THE NUMBERS THAT COUNT IN END-TO-END AUTOMATED TESTING
Have you ever wondered how much can be achieved by automating user acceptance testing? Here I present data about a case study based on one of our client.
The system under test (SUT) is a web application in the financial sector.
At the moment, for this project, we are maintaining and extending a collection of automated test suites that run on our CUTE architecture . Each test case implements a possible usage scenario, chosen on the basis of a risk assessment that is routinely carried out together with the client.
These data reflect what was happening in the last few weeks, which are representative of the current status of the test automation process.
- Each night these tests run for a total of 30 hours of test time (obviously, they run in parallel execution channels).
- Each night they involve 2 out of a set of 5 possible user platforms: Windows10 with Chrome, Firefox, IE11, Edge or Safari. Each platform is used several times each week.
- Tests are run on 4 different test environments, where the SUT differs either because of its code base or because different test data are used. One environment is a pre-production one where automated smoke tests are used.
- Each night there are at least 50 different test reports being automatically generated.
- In total there are more than 230 test cases, that “touch” the SUT in at least 1750 unique touch points. They are either control points, where the test case drives the SUT, or test oracles, where the test case checks some property of the SUT.
- During each test execution, for each touch point being exercised, a screenshot of the GUI of the SUT is automatically produced and included in the test excution report. In total there are more than 24000 screenshots being collected per night.
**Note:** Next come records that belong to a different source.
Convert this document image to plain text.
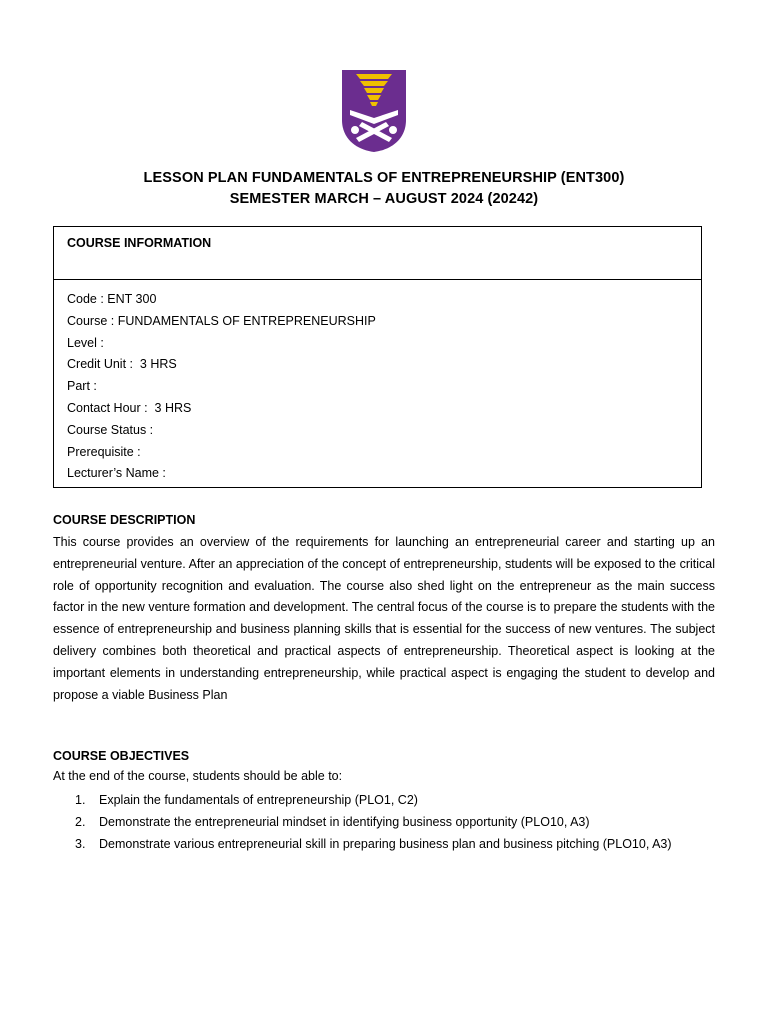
LESSON PLAN FUNDAMENTALS OF ENTREPRENEURSHIP (ENT300)
SEMESTER MARCH – AUGUST 2024 (20242)
COURSE INFORMATION
Code : ENT 300
Course : FUNDAMENTALS OF ENTREPRENEURSHIP
Level :
Credit Unit :  3 HRS
Part :
Contact Hour :  3 HRS
Course Status :
Prerequisite :
Lecturer’s Name :
COURSE DESCRIPTION

This course provides an overview of the requirements for launching an entrepreneurial career and starting up an entrepreneurial venture. After an appreciation of the concept of entrepreneurship, students will be exposed to the critical role of opportunity recognition and evaluation. The course also shed light on the entrepreneur as the main success factor in the new venture formation and development. The central focus of the course is to prepare the students with the essence of entrepreneurship and business planning skills that is essential for the success of new ventures. The subject delivery combines both theoretical and practical aspects of entrepreneurship. Theoretical aspect is looking at the important elements in understanding entrepreneurship, while practical aspect is engaging the student to develop and propose a viable Business Plan

COURSE OBJECTIVES

At the end of the course, students should be able to:

1. Explain the fundamentals of entrepreneurship (PLO1, C2)
2. Demonstrate the entrepreneurial mindset in identifying business opportunity (PLO10, A3)
3. Demonstrate various entrepreneurial skill in preparing business plan and business pitching (PLO10, A3)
- Test cases have been developed following the “Specification by example” approach, and they provide the basis for defining a living documentation of the logic of the SUT. These test cases can be automatically extracted to feed a test book of 334 pages. Tests are related to the requirements they test, and the test book includes them as well.
- The test harness that is used to support such abstract test cases, written in Java, comprises a total of 469,000 lines of source code. Most of it is updated automatically thanks to the model-driven approach that we are following.
This status of the testing process has been reached after working for this client for the last 24 months. Currently, month by month, we follow an agile development approach driven by risks, those numbers keep increasing:
– Each month the number of testing hours is extended by at least 2 hours.
– Each month there are about 100-120 new touch points being added to the existing ones.
– Each month the test cases increase by 10-20.
This development rate of test ware is counterbalanced by a relatively lightweight inolvement of the client’s staff. In the last several months, the client’s effort has been basically one person-day per month to do risk assessments, and about half an hour per day to inspect test reports; hence a total of 3 person-days per month. No changes are needed on the SUT, which we treat totally as a black box.
If we were to compare this volume of testing to a manually equivalent (the so called “Estimated Manual Test Effort”), the client would have to support this kind of effort:
– 3 full-time equivalents (FTE) to carry out execution of tests, each night;
– 6 FTEs to write the detailed test reports, each night;
– at least 0.5 FTE to update the living documentation embedded in the test book, one a month.
One of the metrics that the client is monitoring is the number of hot-fixes that are created after each of the releases (which happen at least once per quarter). The number of hot-fixes per release was 5-7 when the testing process began, and is now down to 0-1 for the last 5 releases (which is an 80% decrease at least).
Our conclusion is that, despite several myths, automating user acceptance tests can be done in a sustainable way.
In a future post I will present data regarding the specific model-driven approach that we are adopting.